De toute façon, je n’estime plus faire du rap. Ce qu’on fait, ce serait plus proche de Brigitte Fontaine ou plein de trucs des années septante que j’écoute, où des gens déclament des textes sur du rock progressif, ou du jazz funk. C’est ce que j’écoute et c’est ce que j’estime faire là. Après, les étiquettes… J’ai commencé en tant que groupe de hip-hop, ça peut être du hip-hop si tu as une vision très large du hip-hop.

Mais sur ton dernier album ("Grand Siècle", avec Orgasmic aux prods, ndlr) il y a quand même des morceaux comme Sinock , qui sonnent très hip-hop…

Mais ce n’est pas un album du Klub des Loosers. C’est Orgasmic et Fuzati, c’est un projet à côté et justement c’est aux antipodes de ce que j’écoute et c’est là que c’est intéressant. Je donne les clés des instrus à Orgasmic et je fais un truc électronique, très loin de mon univers. Mais avec le band, je retrouve mes lignes directrices, le jazz, le rock psyché.

Oui, ça m’a beaucoup fait pensé à Badbadnotgood et leur album avec Ghostface Killah …

Oui c’est un peu ça, sauf que eux (son band, donc) ce ne sont pas des mecs du hip-hop ,ils viennent plutôt de la pop. Rien que dans la manière de jouer, ça sonne beaucoup plus rock.

"Vive la vie", dix ans plus tard. Pourquoi?

En général je ne suis pas trop dans les délires de retour dans le passé, mais je me suis dit: « Ca fait quand même dix ans, c’est un album qui a compté pour des gens ». De plus, dans la musique aujourd’hui les musiciens ont une durée de vie très très courte. Aujourd’hui il y avait énormément de jeunes et c’est quand même cool que dix ans après les gens se souviennent encore.
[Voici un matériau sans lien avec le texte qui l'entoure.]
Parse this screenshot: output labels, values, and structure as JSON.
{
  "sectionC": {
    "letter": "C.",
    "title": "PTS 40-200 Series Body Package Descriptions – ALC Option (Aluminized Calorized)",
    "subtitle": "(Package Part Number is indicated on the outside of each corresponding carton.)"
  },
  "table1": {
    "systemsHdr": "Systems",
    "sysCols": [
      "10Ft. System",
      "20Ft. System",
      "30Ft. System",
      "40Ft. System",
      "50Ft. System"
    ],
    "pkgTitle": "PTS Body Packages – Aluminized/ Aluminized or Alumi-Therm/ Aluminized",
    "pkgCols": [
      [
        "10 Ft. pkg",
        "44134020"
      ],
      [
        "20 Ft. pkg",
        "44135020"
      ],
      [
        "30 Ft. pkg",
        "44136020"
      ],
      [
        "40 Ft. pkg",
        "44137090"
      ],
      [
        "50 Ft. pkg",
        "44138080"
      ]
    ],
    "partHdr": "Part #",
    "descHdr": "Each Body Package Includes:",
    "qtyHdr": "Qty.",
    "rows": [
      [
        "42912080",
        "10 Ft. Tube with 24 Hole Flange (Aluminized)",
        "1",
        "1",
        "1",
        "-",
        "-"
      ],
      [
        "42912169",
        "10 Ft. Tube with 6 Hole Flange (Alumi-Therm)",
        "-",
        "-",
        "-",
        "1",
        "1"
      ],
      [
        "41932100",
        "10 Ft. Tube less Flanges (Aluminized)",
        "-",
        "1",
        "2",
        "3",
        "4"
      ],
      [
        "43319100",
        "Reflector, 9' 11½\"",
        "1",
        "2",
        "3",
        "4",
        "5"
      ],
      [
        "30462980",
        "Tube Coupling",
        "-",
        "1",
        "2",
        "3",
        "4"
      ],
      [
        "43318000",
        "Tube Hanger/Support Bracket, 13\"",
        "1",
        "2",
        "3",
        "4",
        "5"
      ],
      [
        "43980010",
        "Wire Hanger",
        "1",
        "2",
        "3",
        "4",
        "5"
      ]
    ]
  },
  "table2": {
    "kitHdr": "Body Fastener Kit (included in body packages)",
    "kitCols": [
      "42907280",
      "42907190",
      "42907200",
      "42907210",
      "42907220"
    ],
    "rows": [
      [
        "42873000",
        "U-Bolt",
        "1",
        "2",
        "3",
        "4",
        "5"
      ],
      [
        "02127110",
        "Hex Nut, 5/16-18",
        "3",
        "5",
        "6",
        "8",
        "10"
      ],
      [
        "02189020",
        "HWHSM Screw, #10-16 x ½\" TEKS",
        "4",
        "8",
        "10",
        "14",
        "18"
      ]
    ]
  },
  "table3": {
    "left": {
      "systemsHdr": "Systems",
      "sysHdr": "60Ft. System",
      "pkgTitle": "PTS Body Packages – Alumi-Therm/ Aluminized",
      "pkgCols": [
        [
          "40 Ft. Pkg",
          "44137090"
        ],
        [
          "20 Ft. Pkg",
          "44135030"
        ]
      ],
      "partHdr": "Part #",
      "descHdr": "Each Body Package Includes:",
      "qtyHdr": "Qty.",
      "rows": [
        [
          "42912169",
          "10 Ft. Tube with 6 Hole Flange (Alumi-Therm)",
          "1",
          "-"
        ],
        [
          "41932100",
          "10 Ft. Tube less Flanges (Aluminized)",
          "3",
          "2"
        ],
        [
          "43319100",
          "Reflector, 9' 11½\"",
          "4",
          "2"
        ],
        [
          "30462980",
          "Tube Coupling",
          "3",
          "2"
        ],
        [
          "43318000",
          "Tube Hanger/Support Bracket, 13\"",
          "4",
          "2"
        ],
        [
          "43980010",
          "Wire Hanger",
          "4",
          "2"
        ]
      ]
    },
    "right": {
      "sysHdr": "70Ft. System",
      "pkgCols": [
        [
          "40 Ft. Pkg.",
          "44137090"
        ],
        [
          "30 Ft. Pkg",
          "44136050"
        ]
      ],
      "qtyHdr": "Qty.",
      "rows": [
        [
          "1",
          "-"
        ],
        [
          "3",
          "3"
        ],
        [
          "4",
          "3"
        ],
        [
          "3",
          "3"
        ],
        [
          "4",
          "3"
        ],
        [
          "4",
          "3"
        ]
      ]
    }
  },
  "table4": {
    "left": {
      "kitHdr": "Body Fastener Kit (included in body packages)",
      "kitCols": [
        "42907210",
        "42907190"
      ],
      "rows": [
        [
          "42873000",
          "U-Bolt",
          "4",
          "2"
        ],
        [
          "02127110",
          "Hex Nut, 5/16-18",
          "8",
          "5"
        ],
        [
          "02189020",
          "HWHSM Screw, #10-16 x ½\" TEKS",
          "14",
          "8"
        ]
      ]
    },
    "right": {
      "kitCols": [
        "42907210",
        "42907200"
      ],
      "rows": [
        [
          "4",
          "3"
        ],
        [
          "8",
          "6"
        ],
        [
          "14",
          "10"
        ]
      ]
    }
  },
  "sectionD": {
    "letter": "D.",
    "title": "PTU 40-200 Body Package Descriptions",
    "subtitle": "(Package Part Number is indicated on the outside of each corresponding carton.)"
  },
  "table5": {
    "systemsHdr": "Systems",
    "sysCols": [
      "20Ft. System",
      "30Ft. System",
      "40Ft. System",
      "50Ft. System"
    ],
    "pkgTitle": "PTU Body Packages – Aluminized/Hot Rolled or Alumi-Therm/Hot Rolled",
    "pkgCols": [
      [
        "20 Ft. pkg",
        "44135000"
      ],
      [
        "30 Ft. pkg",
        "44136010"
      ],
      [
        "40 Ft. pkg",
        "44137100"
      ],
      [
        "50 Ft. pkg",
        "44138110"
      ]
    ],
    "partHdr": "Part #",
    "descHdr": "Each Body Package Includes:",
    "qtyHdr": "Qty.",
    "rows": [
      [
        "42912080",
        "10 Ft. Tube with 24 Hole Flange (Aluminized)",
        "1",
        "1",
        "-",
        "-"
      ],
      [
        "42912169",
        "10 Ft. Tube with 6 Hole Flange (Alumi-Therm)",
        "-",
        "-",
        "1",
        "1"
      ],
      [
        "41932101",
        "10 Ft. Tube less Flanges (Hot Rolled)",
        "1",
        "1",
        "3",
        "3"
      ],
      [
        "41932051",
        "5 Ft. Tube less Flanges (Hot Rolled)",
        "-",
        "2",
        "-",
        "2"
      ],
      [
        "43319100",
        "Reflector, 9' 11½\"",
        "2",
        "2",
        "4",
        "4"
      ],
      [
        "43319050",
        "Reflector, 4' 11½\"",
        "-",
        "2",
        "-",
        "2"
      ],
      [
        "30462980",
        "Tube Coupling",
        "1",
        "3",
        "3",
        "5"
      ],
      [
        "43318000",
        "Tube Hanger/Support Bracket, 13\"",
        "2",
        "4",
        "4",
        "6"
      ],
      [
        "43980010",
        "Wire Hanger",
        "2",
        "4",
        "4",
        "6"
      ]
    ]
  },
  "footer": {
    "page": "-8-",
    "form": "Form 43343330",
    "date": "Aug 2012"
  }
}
Je ne suis pas très médiatisé, je travaille de manière très indépendante, et la salle était quand même bien remplie, alors qu’il n’y a pas trop de promo. J’avais envie de revenir pour faire plaisir aux gens. C’est aussi pour ça que je ne suis pas venu uniquement avec un DJ, il y a quand même une valeur ajoutée avec le groupe. De surcroit, je prépare un nouvel album où tout sera joué, donc ma démarche est cohérente. Le prochain album, je ne sais même pas si on pourra utiliser le terme « hip-hop » pour le définir. Ca restera fidèle à ce que je fais là.

Ce sera le dernier volet de la trilogie Klub des Loosers?

Je ne sais pas, mais on retrouvera le personnage.

Bruxelles, c'est une première fois. Pourquoi?

J’ai déjà joué en Belgique: à Liège, Charleroi, Louvain-la-Neuve, Dour, plusieurs fois. Mais jamais Bruxelles. C’est étrange car j’y suis déjà venu souvent, je suis collectionneur de disques et il y a de très bons magasins. Vous avez du super bon jazz belge!